Marthé's advance release of the classical film music
Bruckner dedicated his Ninth Symphony "to the dear Lord." However, he did not want to complete the last movement. He left behind a largely completed fragment – and for "later generations," precise indications of its true interpretation.
If If one wishes to hear a conventional, official completion of Bruckner's Ninth Symphony, then the collaborative work of composer Nicola Samale and Giuseppe Mazzucca, conductor and musicologist Benjamin Gunnar Cohrs, and musicologist John A. Phillips is highly recommended. They have worked the fragments from Bruckner's estate into a traditional, musically acceptable performance version.
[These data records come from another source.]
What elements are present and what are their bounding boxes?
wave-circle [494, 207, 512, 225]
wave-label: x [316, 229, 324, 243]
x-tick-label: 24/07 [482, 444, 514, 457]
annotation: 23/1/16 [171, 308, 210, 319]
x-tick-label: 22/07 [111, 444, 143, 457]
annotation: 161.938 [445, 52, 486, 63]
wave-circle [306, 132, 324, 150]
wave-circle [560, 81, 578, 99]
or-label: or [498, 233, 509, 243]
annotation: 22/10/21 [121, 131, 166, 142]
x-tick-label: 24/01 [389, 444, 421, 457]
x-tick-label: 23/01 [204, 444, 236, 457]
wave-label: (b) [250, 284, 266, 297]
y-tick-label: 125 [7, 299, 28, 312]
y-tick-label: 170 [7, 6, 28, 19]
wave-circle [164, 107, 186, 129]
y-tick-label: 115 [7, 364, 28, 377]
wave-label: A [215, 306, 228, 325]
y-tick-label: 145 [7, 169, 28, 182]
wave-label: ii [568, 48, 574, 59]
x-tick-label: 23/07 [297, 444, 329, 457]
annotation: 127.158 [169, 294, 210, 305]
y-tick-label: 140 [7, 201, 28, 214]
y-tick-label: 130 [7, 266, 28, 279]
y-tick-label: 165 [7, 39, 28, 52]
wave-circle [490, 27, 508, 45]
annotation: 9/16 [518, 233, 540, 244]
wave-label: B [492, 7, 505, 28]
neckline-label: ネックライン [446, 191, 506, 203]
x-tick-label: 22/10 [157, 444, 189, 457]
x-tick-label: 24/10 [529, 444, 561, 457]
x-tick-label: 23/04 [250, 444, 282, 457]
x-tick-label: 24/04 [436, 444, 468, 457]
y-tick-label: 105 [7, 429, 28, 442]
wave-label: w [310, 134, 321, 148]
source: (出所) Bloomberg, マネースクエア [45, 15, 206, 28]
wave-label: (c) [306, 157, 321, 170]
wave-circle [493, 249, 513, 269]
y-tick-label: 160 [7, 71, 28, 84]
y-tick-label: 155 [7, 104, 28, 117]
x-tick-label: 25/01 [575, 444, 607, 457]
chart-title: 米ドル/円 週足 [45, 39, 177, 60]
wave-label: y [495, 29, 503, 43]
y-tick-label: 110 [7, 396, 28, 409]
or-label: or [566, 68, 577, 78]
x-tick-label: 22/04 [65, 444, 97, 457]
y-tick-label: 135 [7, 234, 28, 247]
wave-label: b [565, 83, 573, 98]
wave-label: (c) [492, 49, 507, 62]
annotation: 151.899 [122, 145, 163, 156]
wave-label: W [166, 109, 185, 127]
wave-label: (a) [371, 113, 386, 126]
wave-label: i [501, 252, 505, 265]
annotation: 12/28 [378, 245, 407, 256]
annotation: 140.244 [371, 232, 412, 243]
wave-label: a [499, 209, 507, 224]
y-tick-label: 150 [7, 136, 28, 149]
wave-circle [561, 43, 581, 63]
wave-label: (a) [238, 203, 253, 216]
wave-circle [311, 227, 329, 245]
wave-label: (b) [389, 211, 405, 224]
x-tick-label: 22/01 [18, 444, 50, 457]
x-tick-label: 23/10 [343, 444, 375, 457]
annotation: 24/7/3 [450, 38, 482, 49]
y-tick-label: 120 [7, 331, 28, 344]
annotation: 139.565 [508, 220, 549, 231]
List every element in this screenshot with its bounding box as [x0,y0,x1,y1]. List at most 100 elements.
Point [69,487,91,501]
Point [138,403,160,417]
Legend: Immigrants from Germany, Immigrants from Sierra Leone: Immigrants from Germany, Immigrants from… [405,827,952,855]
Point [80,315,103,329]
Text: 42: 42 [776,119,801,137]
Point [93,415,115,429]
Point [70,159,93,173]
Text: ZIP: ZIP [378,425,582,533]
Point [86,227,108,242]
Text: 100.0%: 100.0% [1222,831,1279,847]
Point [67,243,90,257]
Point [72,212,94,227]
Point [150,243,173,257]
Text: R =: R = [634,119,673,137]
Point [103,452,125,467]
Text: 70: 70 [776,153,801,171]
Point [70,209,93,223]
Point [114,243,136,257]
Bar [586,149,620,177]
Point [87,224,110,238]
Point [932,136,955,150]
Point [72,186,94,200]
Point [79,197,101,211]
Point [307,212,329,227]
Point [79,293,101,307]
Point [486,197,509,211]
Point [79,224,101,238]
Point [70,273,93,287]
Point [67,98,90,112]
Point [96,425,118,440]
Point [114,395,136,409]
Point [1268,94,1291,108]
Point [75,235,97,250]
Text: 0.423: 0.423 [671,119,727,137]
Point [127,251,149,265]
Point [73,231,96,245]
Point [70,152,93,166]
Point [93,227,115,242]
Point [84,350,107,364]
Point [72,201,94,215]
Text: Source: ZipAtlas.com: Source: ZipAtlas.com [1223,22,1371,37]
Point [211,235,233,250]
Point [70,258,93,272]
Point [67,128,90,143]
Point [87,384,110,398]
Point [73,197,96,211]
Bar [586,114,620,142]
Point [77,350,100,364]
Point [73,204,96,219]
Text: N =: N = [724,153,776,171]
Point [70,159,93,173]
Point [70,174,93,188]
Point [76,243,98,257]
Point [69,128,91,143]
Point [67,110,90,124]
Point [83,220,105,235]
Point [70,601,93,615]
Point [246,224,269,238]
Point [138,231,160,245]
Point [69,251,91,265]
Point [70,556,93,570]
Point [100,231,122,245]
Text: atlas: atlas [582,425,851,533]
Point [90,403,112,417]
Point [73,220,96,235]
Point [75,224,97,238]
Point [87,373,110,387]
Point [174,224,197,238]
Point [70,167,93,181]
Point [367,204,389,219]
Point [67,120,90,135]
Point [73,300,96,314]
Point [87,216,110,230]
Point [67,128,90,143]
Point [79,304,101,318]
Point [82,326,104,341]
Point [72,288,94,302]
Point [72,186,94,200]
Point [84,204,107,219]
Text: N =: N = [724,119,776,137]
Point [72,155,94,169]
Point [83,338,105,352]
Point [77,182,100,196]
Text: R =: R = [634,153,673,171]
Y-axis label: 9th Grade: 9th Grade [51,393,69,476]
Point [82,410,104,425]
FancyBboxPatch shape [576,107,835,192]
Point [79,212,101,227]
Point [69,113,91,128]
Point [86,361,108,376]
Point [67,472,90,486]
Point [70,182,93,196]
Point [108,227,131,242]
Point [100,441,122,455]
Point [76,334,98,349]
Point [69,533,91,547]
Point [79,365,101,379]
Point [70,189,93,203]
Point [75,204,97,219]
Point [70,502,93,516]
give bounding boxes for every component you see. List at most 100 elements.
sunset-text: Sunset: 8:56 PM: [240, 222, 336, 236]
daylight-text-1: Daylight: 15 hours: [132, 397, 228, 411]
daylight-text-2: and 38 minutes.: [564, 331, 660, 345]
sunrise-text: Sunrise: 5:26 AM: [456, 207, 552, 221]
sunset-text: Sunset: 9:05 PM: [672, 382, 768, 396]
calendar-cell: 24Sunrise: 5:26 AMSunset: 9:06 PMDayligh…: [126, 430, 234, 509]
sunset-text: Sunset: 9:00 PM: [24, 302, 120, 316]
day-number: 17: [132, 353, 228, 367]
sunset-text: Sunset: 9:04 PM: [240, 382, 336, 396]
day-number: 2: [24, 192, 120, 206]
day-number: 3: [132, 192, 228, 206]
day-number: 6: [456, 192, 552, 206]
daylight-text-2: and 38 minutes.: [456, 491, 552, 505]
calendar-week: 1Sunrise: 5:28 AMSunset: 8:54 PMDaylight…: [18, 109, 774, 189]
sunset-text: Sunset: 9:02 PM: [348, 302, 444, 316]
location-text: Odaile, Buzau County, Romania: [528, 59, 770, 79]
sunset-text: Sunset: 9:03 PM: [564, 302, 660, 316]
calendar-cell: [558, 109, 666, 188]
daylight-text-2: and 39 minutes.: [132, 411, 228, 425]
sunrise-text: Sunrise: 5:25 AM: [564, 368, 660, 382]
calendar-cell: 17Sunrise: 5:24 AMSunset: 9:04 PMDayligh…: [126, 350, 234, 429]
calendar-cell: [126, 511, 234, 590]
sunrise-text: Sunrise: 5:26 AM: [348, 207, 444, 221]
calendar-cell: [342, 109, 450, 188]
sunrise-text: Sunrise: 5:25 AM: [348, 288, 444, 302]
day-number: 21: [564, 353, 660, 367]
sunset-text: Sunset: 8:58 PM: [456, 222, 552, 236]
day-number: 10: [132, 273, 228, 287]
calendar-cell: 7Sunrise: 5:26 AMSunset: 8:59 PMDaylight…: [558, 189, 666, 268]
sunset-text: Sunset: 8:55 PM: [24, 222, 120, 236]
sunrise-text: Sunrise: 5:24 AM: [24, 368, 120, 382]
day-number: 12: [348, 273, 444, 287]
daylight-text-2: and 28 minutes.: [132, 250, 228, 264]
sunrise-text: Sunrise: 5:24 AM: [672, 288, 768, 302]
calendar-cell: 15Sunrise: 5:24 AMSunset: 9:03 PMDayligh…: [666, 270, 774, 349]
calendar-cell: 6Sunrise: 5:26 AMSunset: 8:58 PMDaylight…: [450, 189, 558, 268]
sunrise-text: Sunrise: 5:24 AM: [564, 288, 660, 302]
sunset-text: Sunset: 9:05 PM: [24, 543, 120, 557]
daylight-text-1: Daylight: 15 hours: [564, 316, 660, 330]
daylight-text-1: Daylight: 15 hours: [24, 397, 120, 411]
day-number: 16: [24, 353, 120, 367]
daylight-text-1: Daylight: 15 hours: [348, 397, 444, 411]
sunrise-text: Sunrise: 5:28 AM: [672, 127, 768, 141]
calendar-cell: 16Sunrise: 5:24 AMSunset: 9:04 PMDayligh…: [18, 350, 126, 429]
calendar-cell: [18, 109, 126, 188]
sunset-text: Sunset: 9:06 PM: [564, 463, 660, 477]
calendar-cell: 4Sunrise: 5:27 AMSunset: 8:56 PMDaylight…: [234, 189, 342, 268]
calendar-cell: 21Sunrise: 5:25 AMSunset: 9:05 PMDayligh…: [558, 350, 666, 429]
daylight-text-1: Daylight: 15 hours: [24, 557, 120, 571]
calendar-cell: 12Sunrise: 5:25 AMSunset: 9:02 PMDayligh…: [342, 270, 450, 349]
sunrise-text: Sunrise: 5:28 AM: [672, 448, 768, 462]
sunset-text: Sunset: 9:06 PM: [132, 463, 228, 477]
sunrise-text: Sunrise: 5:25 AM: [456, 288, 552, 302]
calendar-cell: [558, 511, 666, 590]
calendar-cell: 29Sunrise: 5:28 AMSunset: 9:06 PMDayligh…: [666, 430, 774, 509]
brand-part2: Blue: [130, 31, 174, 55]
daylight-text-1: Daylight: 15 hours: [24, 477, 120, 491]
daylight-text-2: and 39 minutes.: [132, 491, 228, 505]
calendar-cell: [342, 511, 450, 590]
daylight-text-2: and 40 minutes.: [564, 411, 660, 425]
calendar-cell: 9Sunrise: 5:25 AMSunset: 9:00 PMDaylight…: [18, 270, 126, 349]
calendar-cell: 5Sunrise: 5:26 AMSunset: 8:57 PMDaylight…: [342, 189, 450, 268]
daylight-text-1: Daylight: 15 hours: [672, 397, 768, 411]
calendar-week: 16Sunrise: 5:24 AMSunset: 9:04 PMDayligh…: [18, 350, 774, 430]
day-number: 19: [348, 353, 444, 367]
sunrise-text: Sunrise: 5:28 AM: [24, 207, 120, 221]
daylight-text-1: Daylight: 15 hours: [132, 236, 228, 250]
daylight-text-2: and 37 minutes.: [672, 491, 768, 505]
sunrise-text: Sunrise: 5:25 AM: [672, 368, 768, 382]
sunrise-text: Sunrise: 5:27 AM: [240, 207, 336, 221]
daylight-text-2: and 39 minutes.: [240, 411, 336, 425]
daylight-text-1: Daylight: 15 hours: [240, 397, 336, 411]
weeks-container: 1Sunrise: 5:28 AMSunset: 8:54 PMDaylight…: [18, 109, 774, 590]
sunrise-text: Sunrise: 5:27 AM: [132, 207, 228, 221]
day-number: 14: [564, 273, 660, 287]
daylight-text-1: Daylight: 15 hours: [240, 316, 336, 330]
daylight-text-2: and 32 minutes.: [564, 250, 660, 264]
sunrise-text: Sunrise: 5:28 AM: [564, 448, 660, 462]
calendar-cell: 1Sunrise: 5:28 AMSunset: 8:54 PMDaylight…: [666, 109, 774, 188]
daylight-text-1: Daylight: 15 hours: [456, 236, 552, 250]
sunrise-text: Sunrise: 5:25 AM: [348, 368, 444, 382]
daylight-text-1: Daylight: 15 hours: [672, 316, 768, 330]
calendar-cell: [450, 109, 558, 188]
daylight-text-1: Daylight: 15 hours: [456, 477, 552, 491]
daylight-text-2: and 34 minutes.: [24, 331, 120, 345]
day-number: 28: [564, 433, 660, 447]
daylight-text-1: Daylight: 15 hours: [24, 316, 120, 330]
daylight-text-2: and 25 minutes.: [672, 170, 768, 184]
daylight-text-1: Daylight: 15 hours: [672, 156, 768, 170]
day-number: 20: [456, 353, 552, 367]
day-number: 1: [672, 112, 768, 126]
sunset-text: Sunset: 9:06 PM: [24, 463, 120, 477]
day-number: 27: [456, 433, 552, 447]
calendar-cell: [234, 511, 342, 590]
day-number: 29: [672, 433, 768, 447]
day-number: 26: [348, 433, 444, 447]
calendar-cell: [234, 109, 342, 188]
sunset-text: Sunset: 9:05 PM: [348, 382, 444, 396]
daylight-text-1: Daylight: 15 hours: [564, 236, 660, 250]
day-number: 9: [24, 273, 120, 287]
“For far too long, Bruckner’s symphonies have been a bone of contention for an elitist guild of musicologists,” laments Peter Jan Marthé, the true Bruckner conductor. He deliberately divides the self-proclaimed Bruckner custodians in the musical world and captivates entirely new audiences. This is something few contemporary conductors and composers can claim—nor can the claim that Bruckner himself supposedly asked him to complete the Ninth Symphony. For the Austrian Bruckner conductor, the magical rituals and battlefields in all of Anton Bruckner’s symphonies, where demons and saints mingle, are ultimately initiatory rites that open the gate to a higher form of existence.
The perfect conditions for an exciting plot...
Peter Jan Marthé dedicated his orchestral reloaded interpretation of BRUCKNER NINTH for my sinfonìa visìbile in re minore rigeneratione bruckner to me by gentlemen agreement during our last meeting in Innsbruck. Most sincere thanks, Maestro!